タケルは目を閉じて息を止める。東京湾の海面が標高0メートルで駅前の標高は3メートル。エスカレーターのまさにこの位置が海面だ。浸水。目を開けて、地下2階まで潜る。水深2メートル、5メートル。7メートル……パン屋の香りを吸い込んで、和菓子屋の通りを横目に、漬物屋を右に曲がる。いらっしゃいませ。いらっしゃいませ。さようならを告げたばかりのタケルには今しがたまで屋上に居たことがしらじらしく思える。感傷に浸る間はない。百貨店の地階には活気が満ち、これからが本番だと閉店時間まで疾走が続く。水深。10メートル。酸素が足りない。鼻腔を広げればおしろいのにおいがして、しょうのうのにおいがして、コーヒーのにおいがして、お惣菜のにおいが胃袋にまで滑り込んでくる。海底の売り場は、全くけしからんものだといつも思う。寿司屋のネタは整然と、魚屋の近海魚は居心地よさそうに横たわっている。まぐろのあたまが天井を向く。タイの鱗はかっこいい。シャコなるものはどうみても虫だなあと思いながら、生えそろう足先のつんと澄ました様を遠めに見る。惣菜屋に帰り支度を済ませた西川さんを見つけて声をかける。コロッケを一つ買おうとするが西川さんが右手で制した。ノー、ノー。今日も風呂敷包みをこっそり手渡される。
帰りは途中でジムに寄る。
標高7メートル。
ジムでは先ずシャワー。そしてサウナ、風呂。弁当。汗を流したら、濡れ髪のまま休憩室で風呂敷を解く。タッパーには、メモ書きが添えられている。肉じゃが、きんぴら、いわしと旬野菜のマリネ。走り書きだが達筆だ。大抵は、その日の惣菜の名前と説明で、タケルは地名や特産品、それと体に必要な栄養素だとかにいくらか詳しくなった。メモの最後は頑張ってね、と結んである。惣菜は味が混ざらぬようアルミホイルで仕切られている。タケルはマイ箸と売店で買ったおにぎりを取り出し、手を合わせていただきますと声にした。ジムでは運動をしたことがない。ただ風呂に入るためだけに来ている。石鹸、シャンプー、タオルは使い放題で、しかも天然温泉ときた。洗い立ての顔もつるつるになる。タケルのアパートには風呂がない。自炊もしないからガスは解約した。寝るためだけに帰る部屋。ジムの月謝が銭湯に通うより安いと気づいてからは、毎日温泉だ。このあたりの湯は黒く、はじめは汚れているのかと思って驚いたが、黒湯という種類と知った。
いわしを咀嚼しながら、西川さんへの返事を考える。
いつもありがとうございます。
ごちそうさまでした。
美味しかったです。
他に気の利いた言い回しが浮かばない。
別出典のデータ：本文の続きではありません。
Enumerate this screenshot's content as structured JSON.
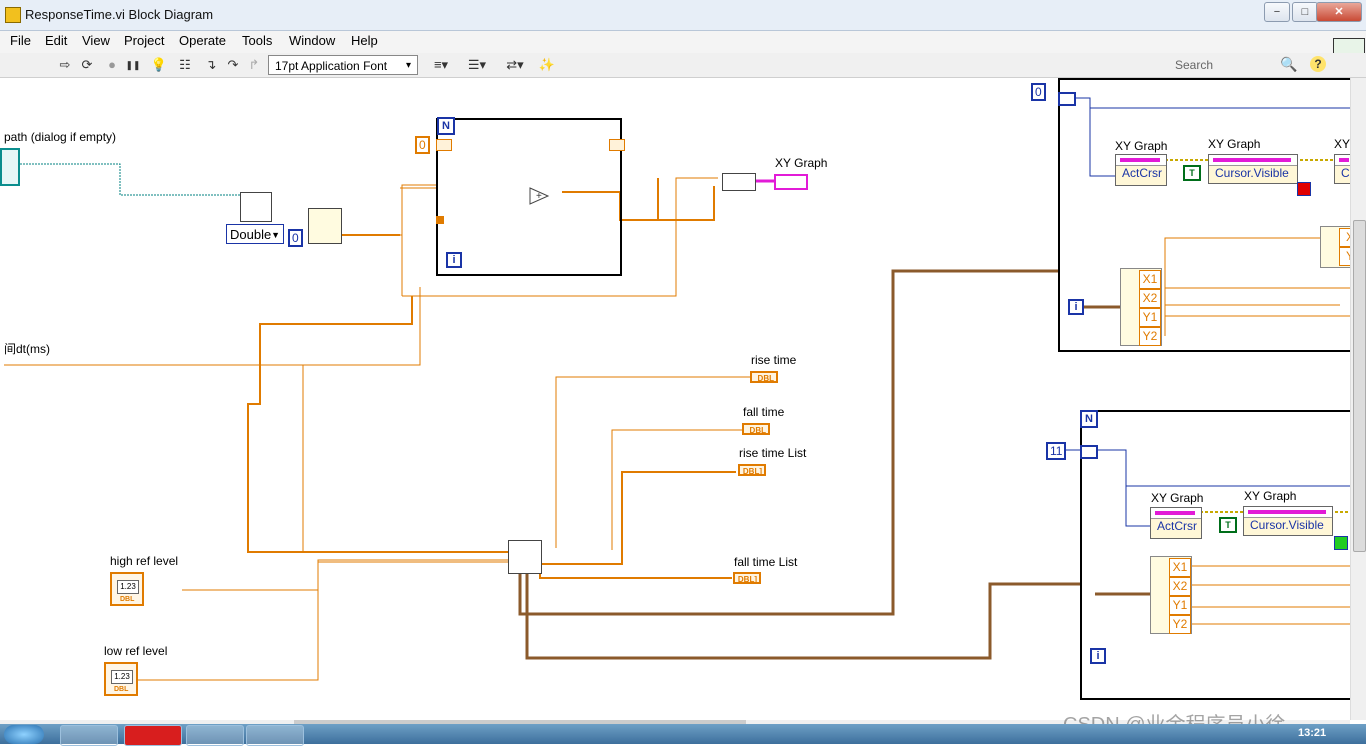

またお願いします。お肉を沢山食べたいです。僕は魚より肉派です。特に白く甘いところが好きです。食べきった肉じゃがの味を反芻しながら西川さんを想う。肉はもちろん、肉の旨味を吸ったしらたきも美味かった。佐賀牛のバラと書いてある。実家の肉じゃがはいつも豚肉だった。しらたきと芋で絶妙に嵩を増してあって、おにぎりが進んだ。タケルは西川さんの惣菜屋で買い物をしたことがない。バイト代が出たら買ってみようと思う。だが、いざとなると持ち前の貧乏性が邪魔をする。今度沢山買いに行きますと書きかけてやめた。